People trampled one another in their efforts to reach the stairs. Real starlight shone through the gap in the roof, faraway points that lined up exactly with the gold constellations.

My Ospreys were leaping across the benches, heading toward the exit. I couldn’t find the royal family, but several more chunks of the roof had fallen in. Another crashed downward, crushing nearby benches. The floor shook, but I stayed on my feet because of my grip on the wraith boy, who wasn’t bothered by the chaos he’d caused. He calmly stepped sideways as a head-sized chunk of roof broke off and flew at me; he blocked it with his own body.

I had to stop this.

I dropped to the floor and pressed my hands against the stone. “Wake up,” I said, and immediately, my breath grew short. My vision turned to fog. “Stay together. Do not break. Do not fall. Do not shake.”

One last stone thudded to the floor, creating a new plume of dust, but the building stopped moving. The constant low rumble ceased. Wind sucked the smoke and dust from the upper reaches of the sanctuary, revealing the impossible.

Great hunks of marble clung to the jagged crack in the ceiling. Chandeliers clutched the golden constellations like iron spiders. The splayed-finger tops of the columns crept out and linked with one another, as though in prayer.

My heartbeat was hummingbird quick in my ears, but the cathedral had animated. It had done as I’d commanded.

Slowly, bracing myself against a bench, I stood and whispered, “Now smother the fire.”

Debris slithered across the floor and rained from the ceiling, focusing on the burning chandelier. The air began to clear as dust settled. The intense heat faded as flames died.

“Get off any people trapped. Make a path so everyone can escape.”

There were voices all around, people sobbing and screaming, but they were distant now—or maybe it was just me. Black shapes dotted the edges of my vision with that last command, and all I could see was the wraith boy’s enormous grin as he looked around the chamber.

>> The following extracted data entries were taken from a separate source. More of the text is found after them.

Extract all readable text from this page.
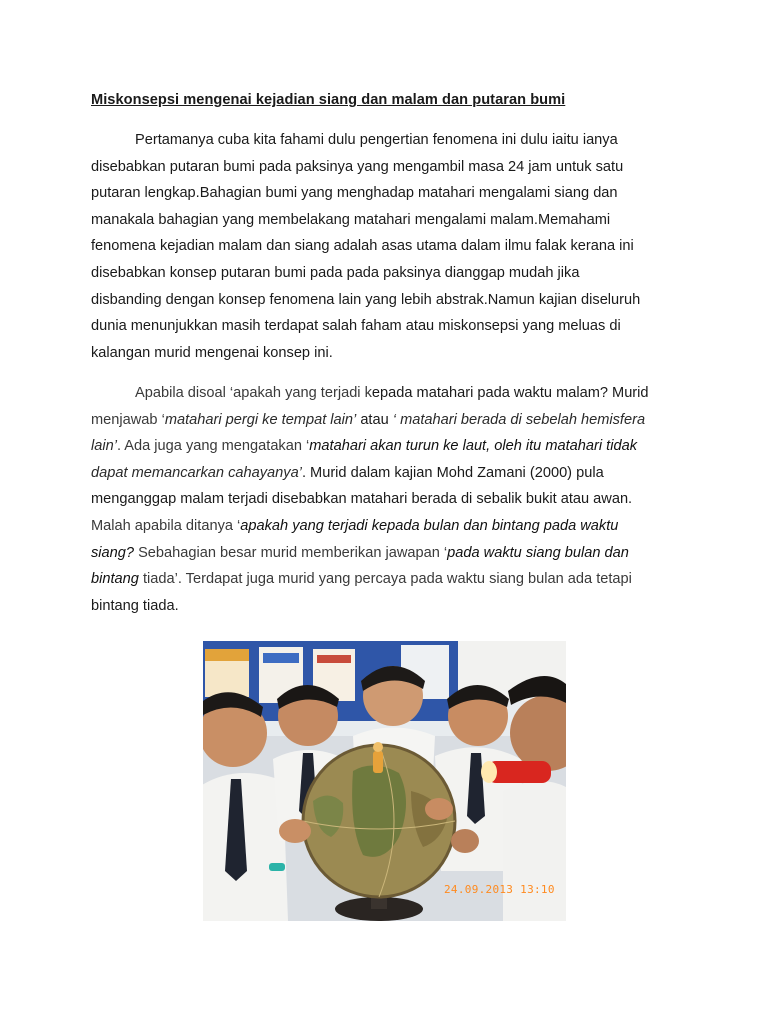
Miskonsepsi mengenai kejadian siang dan malam dan putaran bumi

Pertamanya cuba kita fahami dulu pengertian fenomena ini dulu iaitu ianya
disebabkan putaran bumi pada paksinya yang mengambil masa 24 jam untuk satu
putaran lengkap.Bahagian bumi yang menghadap matahari mengalami siang dan
manakala bahagian yang membelakang matahari mengalami malam.Memahami
fenomena kejadian malam dan siang adalah asas utama dalam ilmu falak kerana ini
disebabkan konsep putaran bumi pada pada paksinya dianggap mudah jika
disbanding dengan konsep fenomena lain yang lebih abstrak.Namun kajian diseluruh
dunia menunjukkan masih terdapat salah faham atau miskonsepsi yang meluas di
kalangan murid mengenai konsep ini.

Apabila disoal ‘apakah yang terjadi kepada matahari pada waktu malam? Murid
menjawab ‘matahari pergi ke tempat lain’ atau ‘ matahari berada di sebelah hemisfera
lain’. Ada juga yang mengatakan ‘matahari akan turun ke laut, oleh itu matahari tidak
dapat memancarkan cahayanya’. Murid dalam kajian Mohd Zamani (2000) pula
menganggap malam terjadi disebabkan matahari berada di sebalik bukit atau awan.
Malah apabila ditanya ‘apakah yang terjadi kepada bulan dan bintang pada waktu
siang? Sebahagian besar murid memberikan jawapan ‘pada waktu siang bulan dan
bintang tiada’. Terdapat juga murid yang percaya pada waktu siang bulan ada tetapi
bintang tiada.

24.09.2013 13:10
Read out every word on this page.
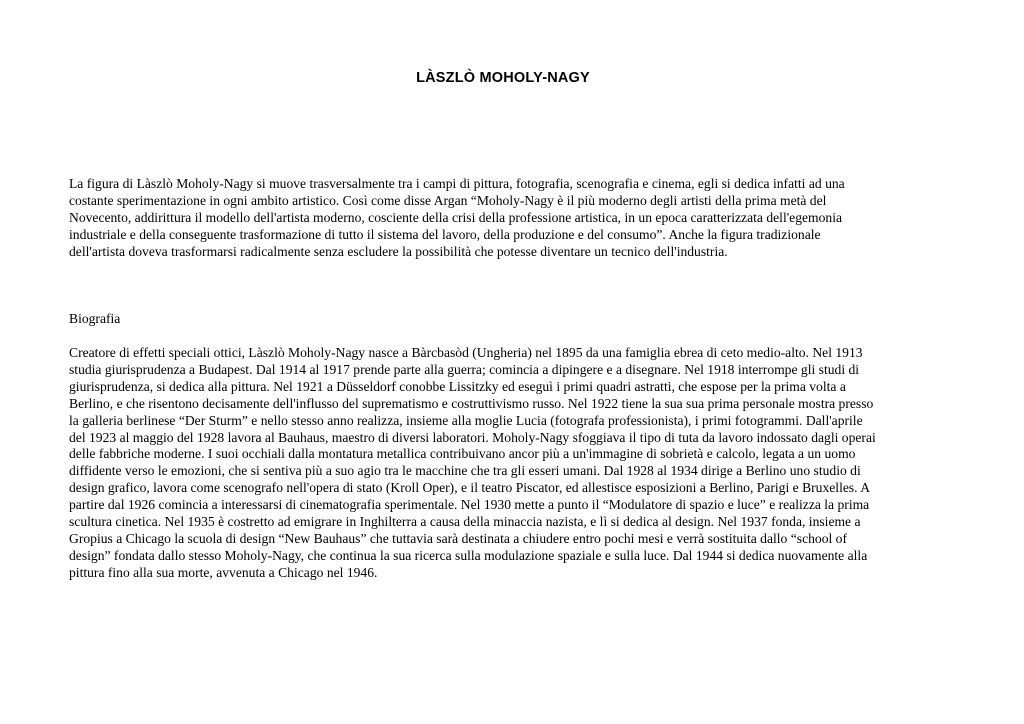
LÀSZLÒ MOHOLY-NAGY

La figura di Làszlò Moholy-Nagy si muove trasversalmente tra i campi di pittura, fotografia, scenografia e cinema, egli si dedica infatti ad una
costante sperimentazione in ogni ambito artistico. Così come disse Argan “Moholy-Nagy è il più moderno degli artisti della prima metà del
Novecento, addirittura il modello dell'artista moderno, cosciente della crisi della professione artistica, in un epoca caratterizzata dell'egemonia
industriale e della conseguente trasformazione di tutto il sistema del lavoro, della produzione e del consumo”. Anche la figura tradizionale
dell'artista doveva trasformarsi radicalmente senza escludere la possibilità che potesse diventare un tecnico dell'industria.

Biografia

Creatore di effetti speciali ottici, Làszlò Moholy-Nagy nasce a Bàrcbasòd (Ungheria) nel 1895 da una famiglia ebrea di ceto medio-alto. Nel 1913
studia giurisprudenza a Budapest. Dal 1914 al 1917 prende parte alla guerra; comincia a dipingere e a disegnare. Nel 1918 interrompe gli studi di
giurisprudenza, si dedica alla pittura. Nel 1921 a Düsseldorf conobbe Lissitzky ed eseguì i primi quadri astratti, che espose per la prima volta a
Berlino, e che risentono decisamente dell'influsso del suprematismo e costruttivismo russo. Nel 1922 tiene la sua sua prima personale mostra presso
la galleria berlinese “Der Sturm” e nello stesso anno realizza, insieme alla moglie Lucia (fotografa professionista), i primi fotogrammi. Dall'aprile
del 1923 al maggio del 1928 lavora al Bauhaus, maestro di diversi laboratori. Moholy-Nagy sfoggiava il tipo di tuta da lavoro indossato dagli operai
delle fabbriche moderne. I suoi occhiali dalla montatura metallica contribuivano ancor più a un'immagine di sobrietà e calcolo, legata a un uomo
diffidente verso le emozioni, che si sentiva più a suo agio tra le macchine che tra gli esseri umani. Dal 1928 al 1934 dirige a Berlino uno studio di
design grafico, lavora come scenografo nell'opera di stato (Kroll Oper), e il teatro Piscator, ed allestisce esposizioni a Berlino, Parigi e Bruxelles. A
partire dal 1926 comincia a interessarsi di cinematografia sperimentale. Nel 1930 mette a punto il “Modulatore di spazio e luce” e realizza la prima
scultura cinetica. Nel 1935 è costretto ad emigrare in Inghilterra a causa della minaccia nazista, e lì si dedica al design. Nel 1937 fonda, insieme a
Gropius a Chicago la scuola di design “New Bauhaus” che tuttavia sarà destinata a chiudere entro pochi mesi e verrà sostituita dallo “school of
design” fondata dallo stesso Moholy-Nagy, che continua la sua ricerca sulla modulazione spaziale e sulla luce. Dal 1944 si dedica nuovamente alla
pittura fino alla sua morte, avvenuta a Chicago nel 1946.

My arm trembled as I sucked in deep breaths, but my head wouldn’t clear. It was too much, bringing the entire building to life, commanding it again and again. I had to get out. I had to put the cathedral to sleep.

I groped for the next bench, ready to drag myself out.

White hands fell on my shoulders, and I jerked away. My elbow caught a stair as I landed and glared up. “Don’t touch me. You did this, so don’t touch me. Go back to your closet.”

The wraith boy scowled but vanished, leaving me to regret the command. Now I was alone, on the floor, and unsure whether I could actually get up on my own.

The building groaned with the strain of keeping itself together. I groaned, too, as I turned over and began crawling up the stairs. Masses of bodies writhed up and ahead, people escaping the doomed cathedral, but they were just blurs of color against the white. They were all so intent on escape that no one would look back. No one would notice I wasn’t with them.